En consecuencia, para aplicar el párrafo primero del apartado 2 del artículo 11, procede, para lo que aquí importa, examinar sucesivamente:
1)
Si el interesado está subjetivamente sujeto al impuesto.
Este aspecto se regula en el artículo 4 de la mencionada Directiva, al que se refiere, como ya se ha dicho, la primera cuestión planteada al Tribunal. A este respecto, se trata de determinar en qué circunstancias una persona «realiza con carácter independiente y en forma habitual operaciones vinculadas a las actividades de fabricante, de comerciante o de ejecutor (lease “prestador”) de servicios, con independencia de que se persiga o no un fin lucrativo».
2)
Si el interesado está objetivamente sujeto al impuesto.

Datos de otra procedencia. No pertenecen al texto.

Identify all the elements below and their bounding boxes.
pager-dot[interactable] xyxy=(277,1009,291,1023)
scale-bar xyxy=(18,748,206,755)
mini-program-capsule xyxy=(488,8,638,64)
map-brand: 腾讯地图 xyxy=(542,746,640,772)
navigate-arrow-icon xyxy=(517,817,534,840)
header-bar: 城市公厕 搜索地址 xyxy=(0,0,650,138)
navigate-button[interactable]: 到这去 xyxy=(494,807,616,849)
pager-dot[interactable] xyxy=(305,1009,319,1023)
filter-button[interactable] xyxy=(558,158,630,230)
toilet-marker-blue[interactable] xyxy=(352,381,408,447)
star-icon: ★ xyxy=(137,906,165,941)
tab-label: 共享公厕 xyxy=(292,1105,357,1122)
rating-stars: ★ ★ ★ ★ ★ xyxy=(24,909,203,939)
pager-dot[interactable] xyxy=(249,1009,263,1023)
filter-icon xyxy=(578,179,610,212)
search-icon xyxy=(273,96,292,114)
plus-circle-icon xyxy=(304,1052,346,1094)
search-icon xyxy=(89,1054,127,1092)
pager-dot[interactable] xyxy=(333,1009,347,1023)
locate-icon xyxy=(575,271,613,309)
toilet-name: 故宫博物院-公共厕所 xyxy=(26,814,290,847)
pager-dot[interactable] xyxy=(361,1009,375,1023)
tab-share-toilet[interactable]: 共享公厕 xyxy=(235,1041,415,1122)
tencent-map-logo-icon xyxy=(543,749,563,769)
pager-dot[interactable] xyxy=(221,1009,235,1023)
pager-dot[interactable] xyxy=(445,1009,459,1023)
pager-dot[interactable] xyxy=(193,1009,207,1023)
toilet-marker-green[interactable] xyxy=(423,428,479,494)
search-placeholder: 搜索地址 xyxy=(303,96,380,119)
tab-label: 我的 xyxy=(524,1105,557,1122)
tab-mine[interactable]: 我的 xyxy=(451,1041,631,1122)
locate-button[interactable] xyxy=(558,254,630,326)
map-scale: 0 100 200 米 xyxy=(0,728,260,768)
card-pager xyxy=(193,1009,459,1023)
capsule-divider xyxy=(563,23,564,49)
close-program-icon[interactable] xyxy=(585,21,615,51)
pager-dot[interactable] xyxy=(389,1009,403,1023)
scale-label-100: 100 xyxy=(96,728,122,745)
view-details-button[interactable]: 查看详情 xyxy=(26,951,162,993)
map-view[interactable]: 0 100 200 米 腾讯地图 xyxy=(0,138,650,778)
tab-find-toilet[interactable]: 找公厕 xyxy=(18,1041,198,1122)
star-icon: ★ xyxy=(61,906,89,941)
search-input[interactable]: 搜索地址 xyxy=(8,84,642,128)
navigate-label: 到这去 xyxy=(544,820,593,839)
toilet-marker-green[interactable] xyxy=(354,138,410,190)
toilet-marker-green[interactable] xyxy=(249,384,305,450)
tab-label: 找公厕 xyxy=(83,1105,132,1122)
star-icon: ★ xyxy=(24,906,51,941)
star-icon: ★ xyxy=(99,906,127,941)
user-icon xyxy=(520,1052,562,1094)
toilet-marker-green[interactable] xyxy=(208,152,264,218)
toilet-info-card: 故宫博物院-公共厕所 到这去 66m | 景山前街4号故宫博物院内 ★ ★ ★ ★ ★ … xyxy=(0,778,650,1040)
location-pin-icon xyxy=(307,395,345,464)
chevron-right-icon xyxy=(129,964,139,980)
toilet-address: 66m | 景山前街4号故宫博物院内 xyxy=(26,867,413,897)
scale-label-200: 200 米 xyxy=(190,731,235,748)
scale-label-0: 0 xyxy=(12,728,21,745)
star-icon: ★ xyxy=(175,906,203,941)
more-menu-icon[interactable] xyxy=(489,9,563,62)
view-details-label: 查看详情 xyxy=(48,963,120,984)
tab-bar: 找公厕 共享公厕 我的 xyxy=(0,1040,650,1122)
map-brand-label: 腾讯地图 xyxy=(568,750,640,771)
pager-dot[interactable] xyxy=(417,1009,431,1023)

Esta cuestión no debe confundirse con la referente a la sujeción subjetiva al impuesto. Conforme a la resolución de remisión y al tenor de la Ley neerlandesa, en el caso de autos todo el problema surgió, en mi opinión, por el hecho de que, en sus artículos 2 y 15, la Ley neerlandesa otorga un derecho de deducción a todos los empresarios (subjetivamente sujetos al impuesto) y no supedita dicho derecho al requisito de que el empresario reúna asimismo las condiciones de sujeción objetiva, que se describen en el artículo 2 de la Directiva.
El aspecto de la sujeción objetiva al impuesto se regula en los artículos 2, 5 y 6 de la Directiva.

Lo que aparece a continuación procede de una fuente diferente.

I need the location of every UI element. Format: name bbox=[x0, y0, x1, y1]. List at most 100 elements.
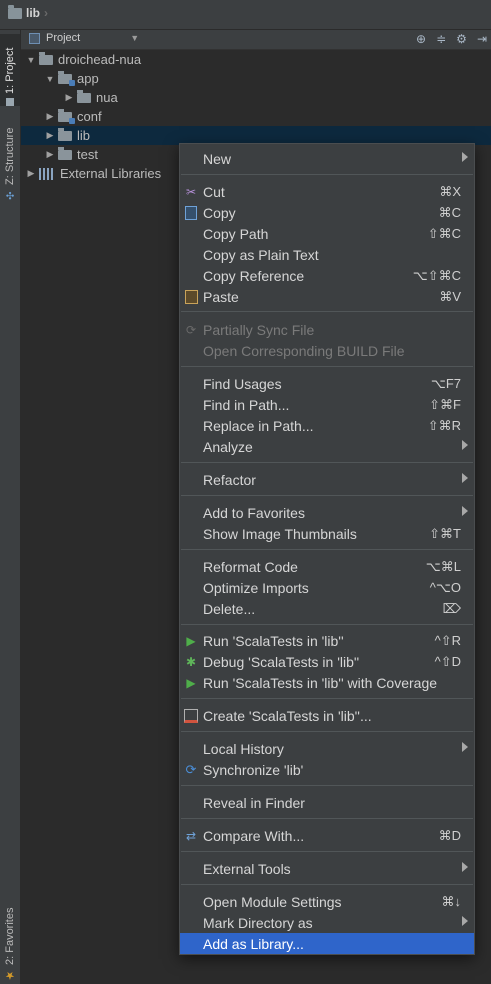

Unicamente del artículo 2, sobre el cual sólo indirectamente se solicita al Tribunal que se pronuncie en la segunda cuestión, se desprende que sólo las prestaciones de servicios, efectuadas a título oneroso, quedan sometidas al Impuesto sobre el Valor Añadido. Por otro lado, considerando los hechos mencionados en la letra B, es importante asimismo observar que sólo las prestaciones de servicios efectuadas a título oneroso en el interior del país quedan sometidas al IVA.
En el párrafo segundo del apartado 2 de artículo 11 de la Directiva se establece que, en el caso de las prestaciones de servicios efectuadas a título oneroso fuera del territorio, es posible deducir los impuestos soportados. De la resolución de remisión (párrafo primero de la página 7) cabría deducir que el Gerechtshof supone, quizás que, en el caso de autos, se efectuaron pagos procedentes de Hong Kong. Si bien este ùltimo extremo parece importante para una correcta comprensión de los hechos, no lo es, sin embargo, para responder a las cuestiones remitidas al Tribunal, ya que no se solicita a éste que se pronuncie sobre la interpretación del párrafo segundo del apartado 2 del artículo 11.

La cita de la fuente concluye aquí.